Realistically, Orr’s next Championship game is likely to be the same as Pujara’s, if not later. Orr hasn’t set the world alight so far this season with no fifty in his first nine innings but he has become a settled and reassuring presence at the top of the order and would have backed himself to come good. Tom Clark is his natural replacement to open with Tom Haines.
In Pujara’s absence, Sussex have recruited the New Zealander Henry Shipley as their second overseas player with Nathan McAndrew. A right-arm seamer, he has 13 ODI caps, the most recent against Sri Lanka in March.
In the game at his home ground at Eden Park in Auckland during that series he took 5 for 31, all his victims in Sri Lanka’s top seven. Time will tell but it could be a very shrewd short-term signing.

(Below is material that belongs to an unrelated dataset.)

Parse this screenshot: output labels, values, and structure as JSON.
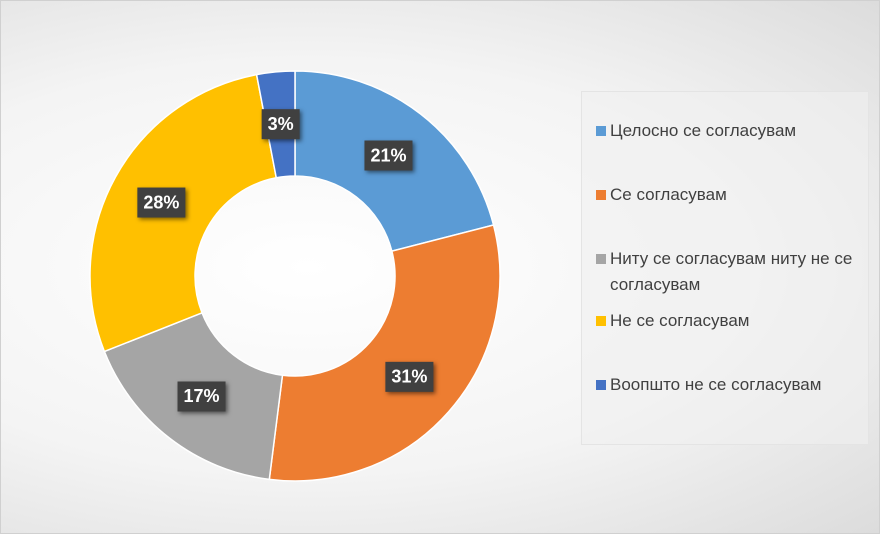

Head coach Paul Farbrace publicly thanked New Zealand Cricket for their assistance in making it happen which suggests the Kiwis see it as an opportunity to give Shipley more experience of red-ball cricket, possibly with a view to eventually integrating the 27-year-old into their Test team. It will have been to Sussex’s benefit if that’s how things work out.

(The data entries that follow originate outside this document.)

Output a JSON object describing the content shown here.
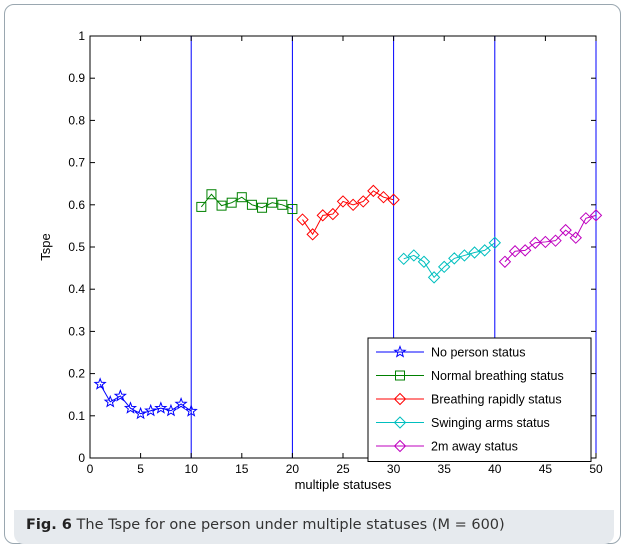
{
  "caption": {
    "label": "Fig. 6",
    "text": "The Tspe for one person under multiple statuses (M = 600)"
  },
  "chart_data": {
    "type": "line",
    "xlabel": "multiple statuses",
    "ylabel": "Tspe",
    "xlim": [
      0,
      50
    ],
    "ylim": [
      0,
      1
    ],
    "xticks": [
      0,
      5,
      10,
      15,
      20,
      25,
      30,
      35,
      40,
      45,
      50
    ],
    "yticks": [
      0,
      0.1,
      0.2,
      0.3,
      0.4,
      0.5,
      0.6,
      0.7,
      0.8,
      0.9,
      1
    ],
    "ytick_labels": [
      "0",
      "0.1",
      "0.2",
      "0.3",
      "0.4",
      "0.5",
      "0.6",
      "0.7",
      "0.8",
      "0.9",
      "1"
    ],
    "vlines": [
      10,
      20,
      30,
      40,
      50
    ],
    "vline_color": "#0000ff",
    "grid": false,
    "legend_position": "bottom-right",
    "series": [
      {
        "name": "No person status",
        "color": "#0000ff",
        "marker": "star",
        "x": [
          1,
          2,
          3,
          4,
          5,
          6,
          7,
          8,
          9,
          10
        ],
        "y": [
          0.175,
          0.133,
          0.147,
          0.118,
          0.105,
          0.112,
          0.118,
          0.112,
          0.128,
          0.111
        ]
      },
      {
        "name": "Normal breathing status",
        "color": "#008000",
        "marker": "square",
        "x": [
          11,
          12,
          13,
          14,
          15,
          16,
          17,
          18,
          19,
          20
        ],
        "y": [
          0.595,
          0.625,
          0.598,
          0.605,
          0.618,
          0.6,
          0.593,
          0.605,
          0.6,
          0.59
        ]
      },
      {
        "name": "Breathing rapidly status",
        "color": "#ff0000",
        "marker": "diamond",
        "x": [
          21,
          22,
          23,
          24,
          25,
          26,
          27,
          28,
          29,
          30
        ],
        "y": [
          0.565,
          0.53,
          0.575,
          0.578,
          0.608,
          0.6,
          0.608,
          0.633,
          0.618,
          0.612
        ]
      },
      {
        "name": " Swinging arms status",
        "color": "#00bfbf",
        "marker": "diamond",
        "x": [
          31,
          32,
          33,
          34,
          35,
          36,
          37,
          38,
          39,
          40
        ],
        "y": [
          0.472,
          0.48,
          0.465,
          0.428,
          0.453,
          0.473,
          0.48,
          0.487,
          0.492,
          0.51
        ]
      },
      {
        "name": "2m away status",
        "color": "#bf00bf",
        "marker": "diamond",
        "x": [
          41,
          42,
          43,
          44,
          45,
          46,
          47,
          48,
          49,
          50
        ],
        "y": [
          0.465,
          0.49,
          0.492,
          0.51,
          0.512,
          0.515,
          0.54,
          0.522,
          0.568,
          0.575
        ]
      }
    ]
  }
}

In Pujara’s absence Tom Alsop will captain the side and the make up of the team will be interesting. Jack Carson and James Coles could offer a double spin threat and Dan Ibrahim might get an opportunity.
But after the three Toms – Clark, Haines and Alsop – at the top of the order, who follows with the bat is anyone’s guess.
Sussex’s odds to win the Vitality Blast before a ball was bowled were 33-1 and they won’t have shortened after the first eight games.
Winning the second match against Surrey at The Oval was an unexpected surprise and they showed plenty of spirit in chasing a tricky total on a testing pitch against a good attack. But since then there have been five defeats out of six and little to commend in the performances.
Farbrace lambasted the batters after the 25-run loss to Essex then skipper Ravi Bopara didn’t take part in the 10-wicket defeat to Hampshire after he was delayed by a crash on the M27.
Perplexed Sussex fans were entitled to wonder why Bopara hadn’t travelled with the rest of the team to the Ageas Bowl.
If they’d all been held up, the start of the game would have been delayed. Instead, Sussex had to re-jig their side and go into it without their most experienced batter.
Things didn’t improve the following day when their attack leaked more than 200 runs in the defeat to Glamorgan. Despite beating Middlesex at Lord’s, the comprehensive defeat in the return fixture with Surrey at Hove last night show that Sussex’s race could be run even before the tournament goes into its hiatus for a week or so.
It takes a while to build a strong, competitive squad in any format. Before reaching the knockouts for four successive seasons from 2018-21, Sussex didn’t make it beyond the group stage for four of the previous five T20 tournaments.
This team, even at its strongest, lacks top-order muscle and the marquee players who can bend a game to their will in the way that Luke Wright, Phil Salt, Chris Jordan, David Wiese and, in his first few seasons at least, Rashid Khan was able to do.
So there should be no shame during the second half of the Blast in Farbrace and white-ball coach James Kirtley trying different combinations to find a winning blend, with a view to next season’s tournament.
It’s not as if this approach will have much effect on attendances at Hove, with the game against Surrey last night sold out in advance.
For the casual Sussex cricket fan, the result of a T20 game is not the be all and end all. If he or she sees the ball disappearing into the stands, bowlers spreadeagling the coloured stumps while the sun shines, the beer and wine flows and the kids enjoy a knock-up on the outfield afterwards, they will consider it money well spent.
Let coaches and players worry about the performances and making sure – as Farbrace and co need to do this week – that there is no hangover from bad results in one competition affecting the progress they have made in another.